Odpalaj Hity Bez Kosztów i Rejestracji! Gra Car Eats Car: Winter Adventure
6.840

Pora na przygodę: Billy wielki łowca

4.6/5(oceń: 10)📅2023 Jul 02
Pora na przygodę: Billy wielki łowca

Ej, gotowi na niezły ubaw i totalne zanurzenie się w świecie, gdzie wszystko jest trochę... no, powiedzmy, pokręcone? Mówimy o Pora na przygodę: Billy wielki łowca – grze akcji z przygodowym zacięciem, która wrzuca nas w wir szalonych przygód Finn’a i Jake’a prosto z kultowego serialu Adventure Time. Tak, dokładnie, to ta bajka, gdzie wszystko jest kolorowe, dziwaczne, a potwory i giganci to raczej norma niż wyjątek!

Wszystko zaczyna się w magicznej Kraina Ooo, gdzie gigant – nie, nie ten z rodzinnych imprez, co zawsze dokłada do pieca – ale naprawdę przerażający olbrzym, postanawia zafundować wszystkim niezły chaos. Nasz bohater Finn, dzielny jak pies na tropie, wyrusza na poszukiwania legendarnego Billy’ego, czyli faceta, który ma patent na gigantów.
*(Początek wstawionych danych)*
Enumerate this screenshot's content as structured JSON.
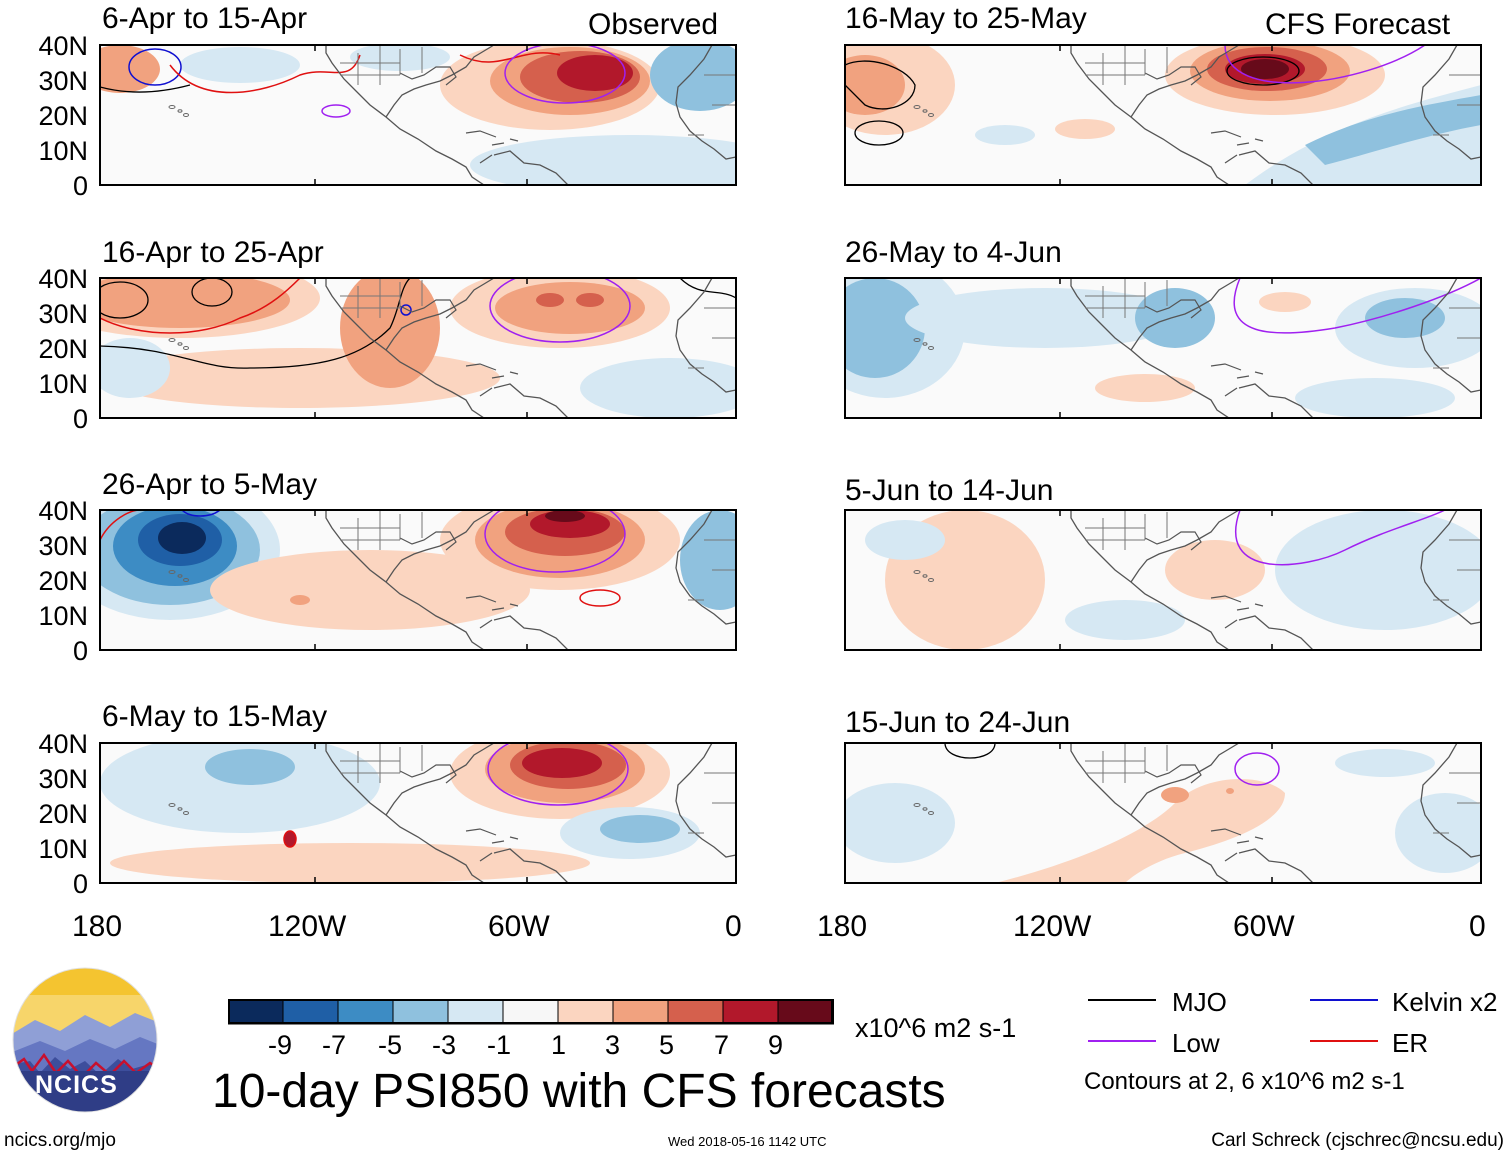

Tylko że Billy gdzieś się zawieruszył (pewnie poszedł na piwo i zapomniał o gigantach), więc Finn i jego kumplu Jake muszą wziąć sprawy w swoje ręce. Trzymając się za miecz i... no, za co tam się trzyma, żeby nie wypaść z tej szalonej przygody.

Co tu dużo mówić – cel gry to pokonanie giganta, który robi bardziej bajzel niż moja szafa po weekendzie. A żeby to zrobić, musisz przeskakiwać, wbijać miecze w potwory, rozwiązywać zagadki i zbierać fajne bonusy, które sprawią, że Finn będzie silniejszy niż po solidnej dawce pizzy na imprezie. W międzyczasie spotkasz mnóstwo postaci z serialu, które wprowadzą trochę humoru, bo serio, bez nich byłoby jak bez memów – trochę smutno.
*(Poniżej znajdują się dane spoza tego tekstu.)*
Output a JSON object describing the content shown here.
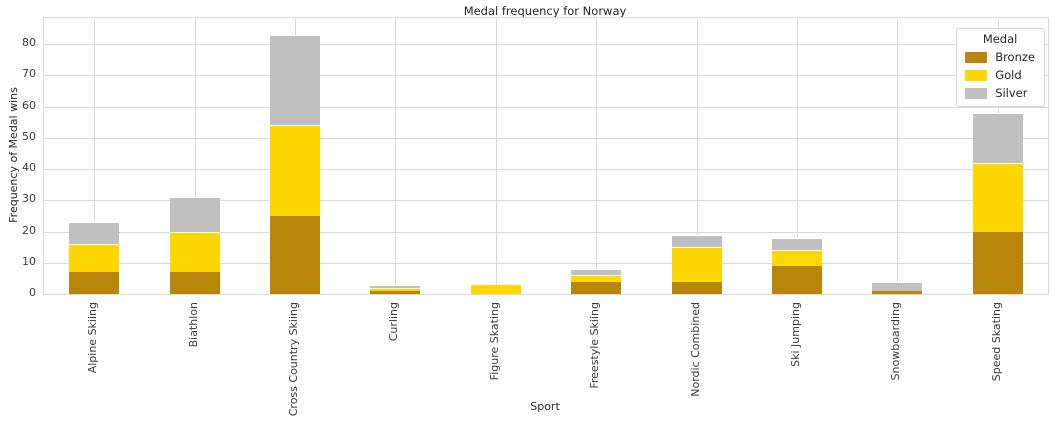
{
  "chart_data": {
    "type": "bar",
    "stacked": true,
    "title": "Medal frequency for Norway",
    "xlabel": "Sport",
    "ylabel": "Frequency of Medal wins",
    "categories": [
      "Alpine Skiing",
      "Biathlon",
      "Cross Country Skiing",
      "Curling",
      "Figure Skating",
      "Freestyle Skiing",
      "Nordic Combined",
      "Ski Jumping",
      "Snowboarding",
      "Speed Skating"
    ],
    "series": [
      {
        "name": "Bronze",
        "color": "#b8860b",
        "values": [
          7,
          7,
          25,
          1,
          0,
          4,
          4,
          9,
          1,
          20
        ]
      },
      {
        "name": "Gold",
        "color": "#ffd700",
        "values": [
          9,
          13,
          29,
          1,
          3,
          2,
          11,
          5,
          0,
          22
        ]
      },
      {
        "name": "Silver",
        "color": "#c0c0c0",
        "values": [
          7,
          11,
          29,
          1,
          0,
          2,
          4,
          4,
          3,
          16
        ]
      }
    ],
    "totals": [
      23,
      31,
      83,
      3,
      3,
      8,
      19,
      18,
      4,
      58
    ],
    "yticks": [
      0,
      10,
      20,
      30,
      40,
      50,
      60,
      70,
      80
    ],
    "ylim": [
      0,
      88.4
    ],
    "grid": true,
    "legend": {
      "title": "Medal",
      "entries": [
        "Bronze",
        "Gold",
        "Silver"
      ],
      "position": "upper right"
    },
    "colors": {
      "grid": "#d9d9d9",
      "tick_text": "#3b3b3b",
      "text": "#262626",
      "background": "#ffffff"
    }
  }
}
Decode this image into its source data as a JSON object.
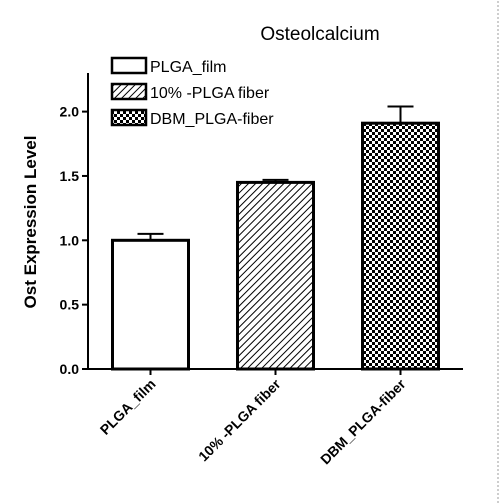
{
  "chart_data": {
    "type": "bar",
    "title": "Osteolcalcium",
    "ylabel": "Ost Expression Level",
    "xlabel": "",
    "categories": [
      "PLGA_film",
      "10% -PLGA fiber",
      "DBM_PLGA-fiber"
    ],
    "values": [
      1.0,
      1.45,
      1.91
    ],
    "errors": [
      0.05,
      0.02,
      0.13
    ],
    "ylim": [
      0,
      2.3
    ],
    "yticks": [
      "0.0",
      "0.5",
      "1.0",
      "1.5",
      "2.0"
    ],
    "fills": [
      "white",
      "diagonal-hatch",
      "checkerboard"
    ],
    "legend": [
      "PLGA_film",
      "10% -PLGA fiber",
      "DBM_PLGA-fiber"
    ],
    "legend_position": "top-left",
    "grid": false
  }
}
Sterowanie? Proste jak bułka z masłem! Wskakujesz na strzałki lub pada i już możesz łapać się tych wszystkich szalonych wyzwań. Atakujesz, skaczesz, gadajesz z postaciami i ogólnie bawisz się na całego. Nawet jeśli nie jesteś mistrzem gier, to Adventure Time: Billy the Giant Hunter pozwoli ci się poczuć jak prawdziwy bohater. A jak coś nie wyjdzie? No cóż, winę wrzuć na tego nieszczęsnego giganta – on jest od psucia zabawy!

Mechanika gry jest tak sprytna, że przyznam się szczerze – czasem czułem się jak na rollercoasterze emocji. Zbierasz doświadczenie, rozwijasz umiejętności Finn’a, które są bardziej rozbudowane niż moja lista wymówek na nieodebrane telefony. Mieszanka walki wręcz i na dystans, plus te zagadki, które zmuszają mózg do gimnastyki (choć nie takiej, jak w szkole, gdzie wszyscy patrzą, czy się nie wywalasz). A kolekcjonowanie ukrytych skarbów? To już prawie jak polowanie na czipsy pod kanapą – wciąga!

Podsumowując – Pora na przygodę: Billy wielki łowca to nie tylko gra, to rollercoaster humoru, akcji i nostalgii dla fanów Adventure Time. Chcesz się pośmiać, trochę pohałasować i poczuć się jak bohater w krainie, gdzie wszystko jest możliwe? To klikaj i wskakuj w buty Finn’a! A jeśli Jake coś znowu namiesza, to przynajmniej będzie co opowiadać przy piwie (czyt. herbacie).